At the center of WarnerMedia’s plans to make HBO Max a must-have streaming service for families in the way that Disney Plus and Netflix have is “unveiling” Cartoon Network as the core family brand at WarnerMedia. The new series and specials ordered for HBO Max will join a library of shows and movies that make up 3,000 hours of content. Branding is important — and hard — but it’s what works for a studio like Disney. Disney Plus is built around its biggest franchises, including Pixar, which makes it an easy sell for families. By leaning into Cartoon Network, which already has a dedicated hub on HBO Max’s homepage, and producing more content, WarnerMedia is likely hoping that some families will spend more time on HBO Max instead of Disney Plus.
Kids’ content is a hot commodity, and it’s not difficult to see why. A Morning Consult study from August 2020 found that YouTube and Netflix ranked as the top two platforms on which kids aged five to 12 spend time. Roughly 65 percent of kids pick YouTube as their go-to entertainment source, while 55 percent pick Netflix. At the same time, cable networks like Nickelodeon are losing large swaths of their audience — seeing a drop of nearly 50 percent of its viewership between 2015 and 2020, according to Forbes. While viewership on cable is down, the time kids spend on screens is way, way up. They’re just getting it directly from streaming platforms and apps like YouTube or TikTok.

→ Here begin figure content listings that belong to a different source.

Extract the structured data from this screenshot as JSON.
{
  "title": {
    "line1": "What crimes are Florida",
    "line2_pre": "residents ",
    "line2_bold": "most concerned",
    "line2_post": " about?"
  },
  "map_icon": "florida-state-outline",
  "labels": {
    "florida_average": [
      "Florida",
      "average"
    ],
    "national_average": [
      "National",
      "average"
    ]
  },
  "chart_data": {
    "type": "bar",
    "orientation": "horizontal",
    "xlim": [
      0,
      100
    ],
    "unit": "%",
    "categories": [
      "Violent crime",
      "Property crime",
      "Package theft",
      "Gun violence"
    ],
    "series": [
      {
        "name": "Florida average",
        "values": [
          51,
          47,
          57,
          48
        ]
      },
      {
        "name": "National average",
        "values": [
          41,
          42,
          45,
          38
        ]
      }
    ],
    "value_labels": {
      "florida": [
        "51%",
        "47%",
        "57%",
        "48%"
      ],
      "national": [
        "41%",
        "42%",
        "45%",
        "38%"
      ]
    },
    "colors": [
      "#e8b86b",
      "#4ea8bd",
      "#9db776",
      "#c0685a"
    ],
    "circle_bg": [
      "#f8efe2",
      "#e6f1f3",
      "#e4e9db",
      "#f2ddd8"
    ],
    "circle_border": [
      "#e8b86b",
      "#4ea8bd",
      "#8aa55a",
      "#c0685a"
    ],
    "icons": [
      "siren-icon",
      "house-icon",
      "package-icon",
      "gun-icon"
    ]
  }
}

Another study found that about 55 percent of households are interested in having two subscription-based streaming services (think two premium subscription services like Netflix and HBO Max). If companies are trying to figure out how to scale their streaming platforms, and then keeping said subscribers, giving families everything they need in one place is crucial. Streaming platforms have to be something for everyone when everyone is looking for something. That’s especially true right now when people are stuck at home looking to keep themselves and their family members entertained.
For HBO Max, a platform that is most associated with adult-oriented TV shows and films, it’s tougher to get the “family” message across. AT&T CEO John Stankey told a virtual audience during a Wall Street Journal conference that part of HBO and HBO Max content head Casey Bloys’ new job was figuring out a way to allocate content spending, which will “hit that entire breadth of the family.” While HBO orders teen-centric shows, like Euphoria and the upcoming Generation, Cartoon Network (and shows like Sesame Street) will likely have a bigger presence on HBO Max.
WarnerMedia isn’t the only company trying to figure it out, either. Today, Apple announced a multiyear deal with Skydance Animation, which will include feature films and shows targeted at families. YouTube announced that its YouTube Kids app has more than 35 million weekly viewers, and it’s giving parents more customization power to let kids watch even more within the app. Netflix has a Wednesday Addams series from Tim Burton that will likely find a tween and teen audience. Finally, next week ViacomCBS will unveil its Paramount Plus streaming service, including talking about how Nickelodeon and family content fits into the company’s strategy.
WarnerMedia has the right tools to be a leader in the kids’ and family space, too. Cartoon Network is a treasure trove of IP. Add in Sesame Street, Looney Toons, and streaming rights to the Studio Ghibli collection in the United States, and there’s a lot for kids and families to watch. That’s on top of Warner Bros. films, HBO shows, and more. The only issue WarnerMedia still faces with HBO Max is getting that message out. Again, families know what they’re getting with Netflix and Disney Plus — what they get with HBO Max isn’t always as obvious.